In the past, education was very much centered around the curriculum and memorising content. This left very little room for questioning and curiosity. In my first year as a teacher in South Africa, I remember teaching a Science lesson to a year 8 class of 42 students. I was frustrated at how quiet and compliant they were, so I dropped in the statement that the sky was pink and asked them to write that down. Diligently, they did as I asked. A little later I asked them what colour the sky was. Hands shot up across the room. I chose a boy at the back. “Pink, sir”, was his response. When I asked him why, he said: “Because you said so, sir.”

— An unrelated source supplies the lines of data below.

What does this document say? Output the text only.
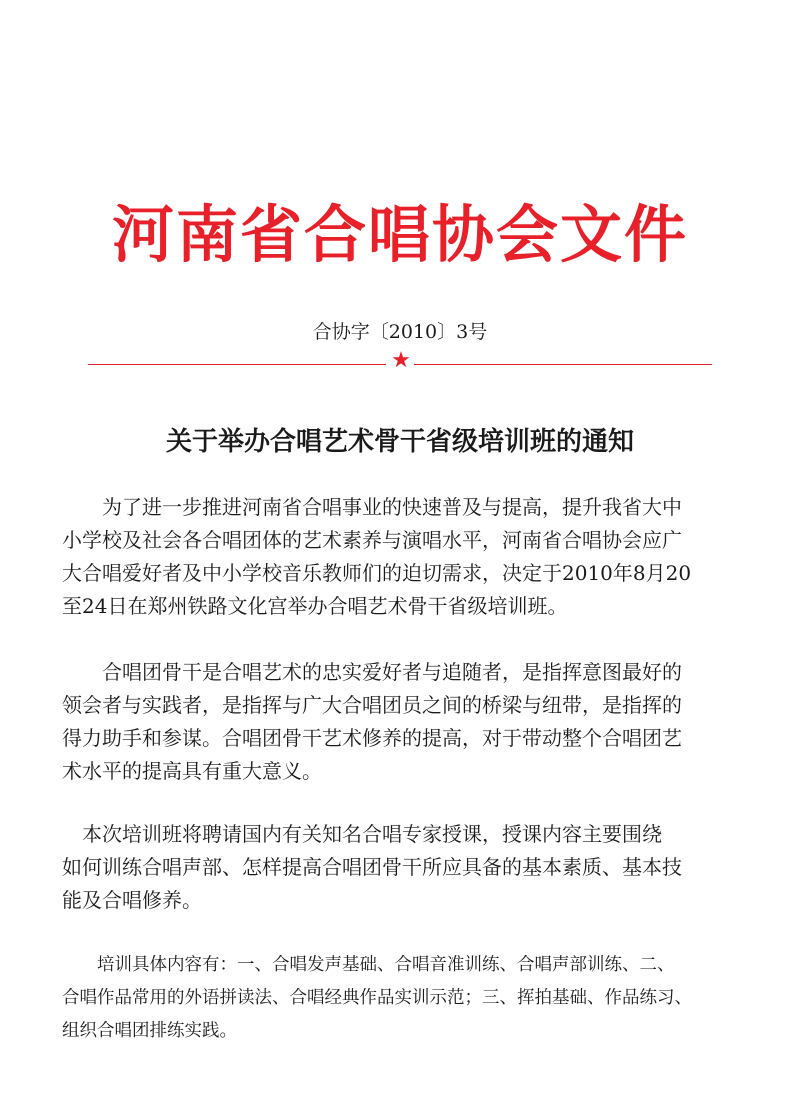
河南省合唱协会文件
合协字〔2010〕3号
★
关于举办合唱艺术骨干省级培训班的通知
　　为了进一步推进河南省合唱事业的快速普及与提高，提升我省大中
小学校及社会各合唱团体的艺术素养与演唱水平，河南省合唱协会应广
大合唱爱好者及中小学校音乐教师们的迫切需求，决定于2010年8月20
至24日在郑州铁路文化宫举办合唱艺术骨干省级培训班。
　　合唱团骨干是合唱艺术的忠实爱好者与追随者，是指挥意图最好的
领会者与实践者，是指挥与广大合唱团员之间的桥梁与纽带，是指挥的
得力助手和参谋。合唱团骨干艺术修养的提高，对于带动整个合唱团艺
术水平的提高具有重大意义。
　本次培训班将聘请国内有关知名合唱专家授课，授课内容主要围绕
如何训练合唱声部、怎样提高合唱团骨干所应具备的基本素质、基本技
能及合唱修养。
　　培训具体内容有：一、合唱发声基础、合唱音准训练、合唱声部训练、二、
合唱作品常用的外语拼读法、合唱经典作品实训示范；三、挥拍基础、作品练习、
组织合唱团排练实践。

My heart sank. That moment defined the way I taught and how I think about education. Quiet classrooms are not necessarily ones in which the greatest amount of learning takes place. Quite the opposite actually. Usually quiet classrooms mean stifled learners. I am heartened when I drop into lessons at Edenhurst that there is a lovely buzz of conversation and lots of open-ended questions being asked. Children’s voices are always heard and quiet classrooms are rare.
Curiosity leads to creativity. This is something we have worked very hard to build into our curriculum. Our ‘Why?’ as described by Simon Sinek, defines our decision making as a school staff and has cascaded down to our children. If we don’t know why we are doing it, we don’t do it! We expect and encourage the same in our classrooms.
In our Nursery we use the Curiosity Approach amongst other strategies which involve providing a wide range of experiences for our youngest children encouraging them to do things a little differently. We extend this into the school, finding opportunities for our children to investigate topics that they are studying but more importantly, giving them time and tools to research the things that they are passionate about. Curiosity is encouraged at Edenhurst and will definitely not kill Whiskers the Cat!